|RANDY STAPILUS / Oregon|
UPDATE: Reflecting on the difference between Congress and the Oregon Legislature - well, it's night and day. As for the Oregon Legislature, Governor John Kitzhaber said, "This is what working government and leadership look like, with people from across the state finding balanced solutions to real problems." Washington could learn from Salem. ...
Only a couple of days ago, this Oregon near-miracle was widely described as falling apart: A grand bargain including ideas (tax law changes) Democrats wanted, others (PERS adjustments substantially beyond last session's) sought by Republicans, and other pieces not terribly popular anywhere. Pieces in all, though, much sought after by many.

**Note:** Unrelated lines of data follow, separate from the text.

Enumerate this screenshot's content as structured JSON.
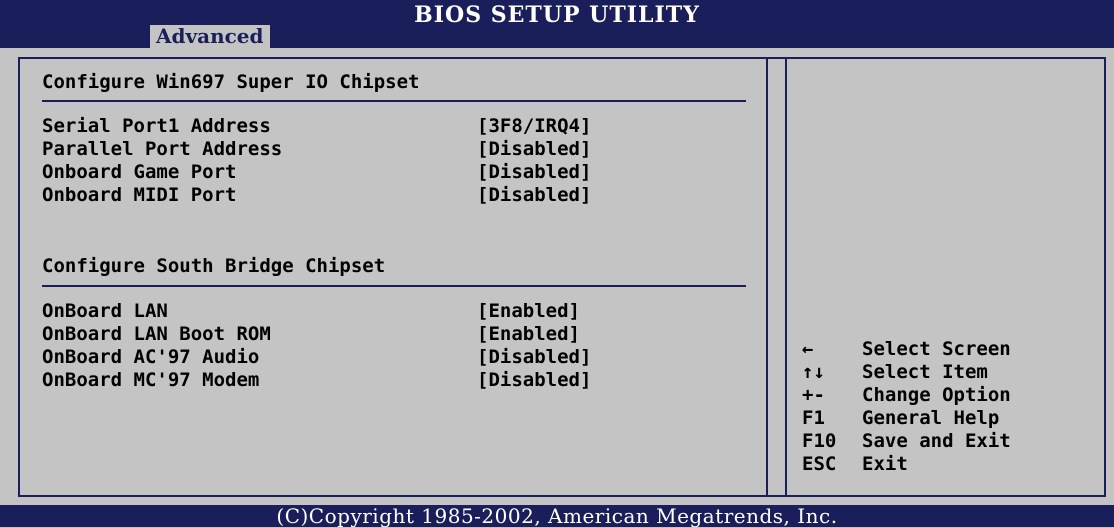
{
  "header": {
    "title": "BIOS SETUP UTILITY",
    "active_tab": "Advanced"
  },
  "main": {
    "section1_title": "Configure Win697 Super IO Chipset",
    "section1_items": [
      {
        "label": "Serial Port1 Address",
        "value": "[3F8/IRQ4]"
      },
      {
        "label": "Parallel Port Address",
        "value": "[Disabled]"
      },
      {
        "label": "Onboard Game Port",
        "value": "[Disabled]"
      },
      {
        "label": "Onboard MIDI Port",
        "value": "[Disabled]"
      }
    ],
    "section2_title": "Configure South Bridge Chipset",
    "section2_items": [
      {
        "label": "OnBoard LAN",
        "value": "[Enabled]"
      },
      {
        "label": "OnBoard LAN Boot ROM",
        "value": "[Enabled]"
      },
      {
        "label": "OnBoard AC'97 Audio",
        "value": "[Disabled]"
      },
      {
        "label": "OnBoard MC'97 Modem",
        "value": "[Disabled]"
      }
    ]
  },
  "help": [
    {
      "key": "←",
      "text": "Select Screen",
      "icon": "left-arrow-icon"
    },
    {
      "key": "↑↓",
      "text": "Select Item",
      "icon": "up-down-arrow-icon"
    },
    {
      "key": "+-",
      "text": "Change Option"
    },
    {
      "key": "F1",
      "text": "General Help"
    },
    {
      "key": "F10",
      "text": "Save and Exit"
    },
    {
      "key": "ESC",
      "text": "Exit"
    }
  ],
  "footer": {
    "copyright": "(C)Copyright 1985-2002, American Megatrends, Inc."
  },
  "colors": {
    "background": "#c4c4c4",
    "header_blue": "#1a1f5c",
    "text": "#000000",
    "footer_text": "#ffffff"
  }
}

It was the great white whale of the regular legislation session this year. For months, legislative leaders met with Governor John Kitzhaber, who had proposed something resembling (though not exactly the same as) this in his state of the state address, and it was a revolving exercise in frustration. Repeatedly, the details of a deal that would collect enough votes in both chamber seemed to be just about there; just as repeatedly, it kept falling short.
Kitzhaber did not give up, however, and took his case for a grand bargain on state finances around the state, and into ongoing legislative negotiations. Calling the session was no done deal, and even after it was called reports kept leaking out that it might fall short enough votes, Last weekend, after initial hearings on the pieces (on "legislative concepts") things seemed about to fall apart again.
That they did not this time is remarkable, and it may have some significant political effects down the road.
One involves Kitzhaber, who was the favorite for a fourth term - if he wants it - from the beginning. But success on this special session was thought likely to be a nudge toward another term, and could make him all but impregnable. This PERS/tax deal is - recognizing that the work on taxes and retirement isn't done yet - something sought after for more than a decade, and many people had wondered if it was even possible. Turns out it is. Kitzhaber's third term has been an astonishingly productive gubernatorial term, and the reality of that should not be a hard sell.
Linked to that are two other elements: The removal from the table, as hot political issues, two matters which looked to be big deals on the legislative stump.
Those are the PERS structuring and tax increases that afford more money to the public schools. Republicans were set to go to war on the first, and Democrats on the second. This special session does not remove those topics from discussion, but it takes the heat, and the air, out of them. PERS now has been substantially revised, not as much as many Republicans would like but probably to a point most Oregonians overall would find reasonable. Similarly, attempts to raise taxes on the Democratic side should at least be paused; the largest needs (if not, to be sure, all of them) now are addressed.
Oregon is a politically different place than it was a couple of days ago. And 2014 is likely to be different, too, as a result.